Why you can’t get a free abortion at your local health clinic
A local clinic has been forced to remove an abortion clinic sign on its building because it did not adhere to local laws.
The clinic, which is owned by a women’s health group, had removed a sign that said, “If you have an emergency abortion, you can call 9-1-1.”
The sign was installed by a local woman who said she was offended by the sign because she does not agree with the abortionists beliefs about abortion.
“The message is that they are not there for the patient and that is something I do not support,” said the woman, who requested to remain anonymous.
The woman said she would not use the sign again because it is “unconstitutional.”
The clinic’s director of operations, Karen Karp, said the sign is an “anti-abortion symbol.”
She said the clinic does not provide abortions and does not have an office.
“We are a provider of health care services for people of all ages, not just abortion providers,” Karp said.
“It is offensive to the transgender community.
We do not discriminate on the basis of race, gender, sexual orientation, gender identity or gender expression.”
Karp also said that “it’s a violation of our human rights to force people to have an abortion.”

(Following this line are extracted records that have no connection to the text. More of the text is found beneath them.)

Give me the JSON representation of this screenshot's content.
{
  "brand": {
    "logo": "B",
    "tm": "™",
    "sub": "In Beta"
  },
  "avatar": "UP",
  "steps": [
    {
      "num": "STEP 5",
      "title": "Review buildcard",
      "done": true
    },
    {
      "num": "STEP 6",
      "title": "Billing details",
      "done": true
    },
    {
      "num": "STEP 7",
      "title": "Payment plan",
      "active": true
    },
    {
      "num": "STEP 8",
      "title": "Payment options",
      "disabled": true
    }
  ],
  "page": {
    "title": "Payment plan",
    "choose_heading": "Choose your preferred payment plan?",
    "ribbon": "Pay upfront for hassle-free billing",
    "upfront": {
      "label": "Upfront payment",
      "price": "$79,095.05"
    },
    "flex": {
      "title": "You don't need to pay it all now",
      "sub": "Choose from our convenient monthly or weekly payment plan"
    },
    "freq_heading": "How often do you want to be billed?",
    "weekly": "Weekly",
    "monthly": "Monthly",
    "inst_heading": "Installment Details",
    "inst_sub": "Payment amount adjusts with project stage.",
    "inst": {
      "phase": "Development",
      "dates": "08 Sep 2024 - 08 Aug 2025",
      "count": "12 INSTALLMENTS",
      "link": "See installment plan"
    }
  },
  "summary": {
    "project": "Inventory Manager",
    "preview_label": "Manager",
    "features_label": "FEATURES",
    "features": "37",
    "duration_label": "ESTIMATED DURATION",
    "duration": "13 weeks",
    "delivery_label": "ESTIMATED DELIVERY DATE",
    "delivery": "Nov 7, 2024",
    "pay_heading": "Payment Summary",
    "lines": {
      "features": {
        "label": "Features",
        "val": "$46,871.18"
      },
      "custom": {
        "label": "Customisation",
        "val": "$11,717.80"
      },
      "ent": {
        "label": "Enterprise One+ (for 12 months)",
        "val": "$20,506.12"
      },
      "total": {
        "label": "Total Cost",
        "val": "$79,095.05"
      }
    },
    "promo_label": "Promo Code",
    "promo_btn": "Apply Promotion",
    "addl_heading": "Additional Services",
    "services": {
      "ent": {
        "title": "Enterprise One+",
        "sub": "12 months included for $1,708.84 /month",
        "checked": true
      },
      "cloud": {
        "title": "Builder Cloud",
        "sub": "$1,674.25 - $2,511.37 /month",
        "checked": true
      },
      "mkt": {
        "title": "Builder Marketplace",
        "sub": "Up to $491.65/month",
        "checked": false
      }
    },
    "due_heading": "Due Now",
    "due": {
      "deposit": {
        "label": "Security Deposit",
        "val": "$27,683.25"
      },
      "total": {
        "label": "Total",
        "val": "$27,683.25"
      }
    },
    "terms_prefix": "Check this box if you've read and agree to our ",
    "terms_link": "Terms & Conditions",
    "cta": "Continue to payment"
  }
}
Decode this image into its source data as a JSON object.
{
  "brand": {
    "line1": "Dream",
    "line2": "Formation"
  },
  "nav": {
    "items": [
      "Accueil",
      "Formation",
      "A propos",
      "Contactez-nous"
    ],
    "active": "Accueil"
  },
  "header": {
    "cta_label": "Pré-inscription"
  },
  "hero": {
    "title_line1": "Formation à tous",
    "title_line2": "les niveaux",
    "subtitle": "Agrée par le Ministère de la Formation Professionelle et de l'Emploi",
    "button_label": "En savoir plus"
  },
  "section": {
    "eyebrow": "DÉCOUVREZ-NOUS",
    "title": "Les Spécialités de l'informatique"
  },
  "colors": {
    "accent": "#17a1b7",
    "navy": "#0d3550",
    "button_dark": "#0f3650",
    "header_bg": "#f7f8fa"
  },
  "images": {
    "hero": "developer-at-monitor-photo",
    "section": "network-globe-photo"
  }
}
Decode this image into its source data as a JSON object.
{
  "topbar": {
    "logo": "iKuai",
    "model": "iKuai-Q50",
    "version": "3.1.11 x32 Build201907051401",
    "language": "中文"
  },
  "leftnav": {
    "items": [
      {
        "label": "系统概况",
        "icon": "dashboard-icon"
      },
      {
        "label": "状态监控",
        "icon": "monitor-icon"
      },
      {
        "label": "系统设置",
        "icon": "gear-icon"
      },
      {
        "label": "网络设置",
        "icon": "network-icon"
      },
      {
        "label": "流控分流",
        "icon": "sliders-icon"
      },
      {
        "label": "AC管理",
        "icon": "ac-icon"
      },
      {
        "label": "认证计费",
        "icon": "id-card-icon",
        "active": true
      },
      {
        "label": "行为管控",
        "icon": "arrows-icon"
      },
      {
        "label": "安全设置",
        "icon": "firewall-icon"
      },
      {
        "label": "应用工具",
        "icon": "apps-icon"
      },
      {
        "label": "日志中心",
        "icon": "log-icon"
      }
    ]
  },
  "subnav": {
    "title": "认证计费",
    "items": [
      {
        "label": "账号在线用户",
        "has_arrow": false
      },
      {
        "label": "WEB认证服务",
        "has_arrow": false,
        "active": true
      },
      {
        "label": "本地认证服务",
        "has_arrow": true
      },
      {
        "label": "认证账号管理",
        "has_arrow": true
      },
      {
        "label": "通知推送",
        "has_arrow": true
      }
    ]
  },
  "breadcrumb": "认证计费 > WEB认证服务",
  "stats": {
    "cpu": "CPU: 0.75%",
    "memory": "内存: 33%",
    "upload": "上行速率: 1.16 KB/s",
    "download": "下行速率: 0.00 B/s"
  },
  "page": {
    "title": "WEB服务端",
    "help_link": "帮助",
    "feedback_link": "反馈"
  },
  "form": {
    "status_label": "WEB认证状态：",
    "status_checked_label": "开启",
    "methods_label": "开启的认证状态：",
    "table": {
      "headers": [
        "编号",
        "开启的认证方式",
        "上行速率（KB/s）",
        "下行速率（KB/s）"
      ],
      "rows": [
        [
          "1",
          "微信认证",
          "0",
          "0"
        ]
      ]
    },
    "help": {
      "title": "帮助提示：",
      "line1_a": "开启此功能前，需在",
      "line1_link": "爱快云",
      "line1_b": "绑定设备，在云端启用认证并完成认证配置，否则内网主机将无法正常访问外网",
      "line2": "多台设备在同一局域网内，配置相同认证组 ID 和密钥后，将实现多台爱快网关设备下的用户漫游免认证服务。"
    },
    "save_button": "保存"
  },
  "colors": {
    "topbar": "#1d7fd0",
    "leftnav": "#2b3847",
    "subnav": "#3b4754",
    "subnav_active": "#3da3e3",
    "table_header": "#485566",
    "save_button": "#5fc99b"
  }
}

The local group that owns the clinic, the National Abortion Federation, said in a statement to USA TODAY that the sign was removed for violating the local ordinance, which states, “A sign must be posted in a manner that does not cause or create a hostile or offensive environment.”
The abortion provider, which has not yet returned a message, said it would be taking down the sign in the next couple of weeks.
“I think we need to respect the law.
It’s not about a sign.
It has nothing to do with a sign,” the woman said.
The organization that owns and operates the clinic has also posted a statement on its website, saying, “The clinic is a private business that offers health care for individuals of all genders and orientations.
Our sign is not a representation of our services or our commitment to being inclusive to everyone, and it is a way to let the community know that we do not have any discrimination policies in place to protect the rights of our transgender community.”
USA TODAY’s Lauren D. Miller contributed to this report.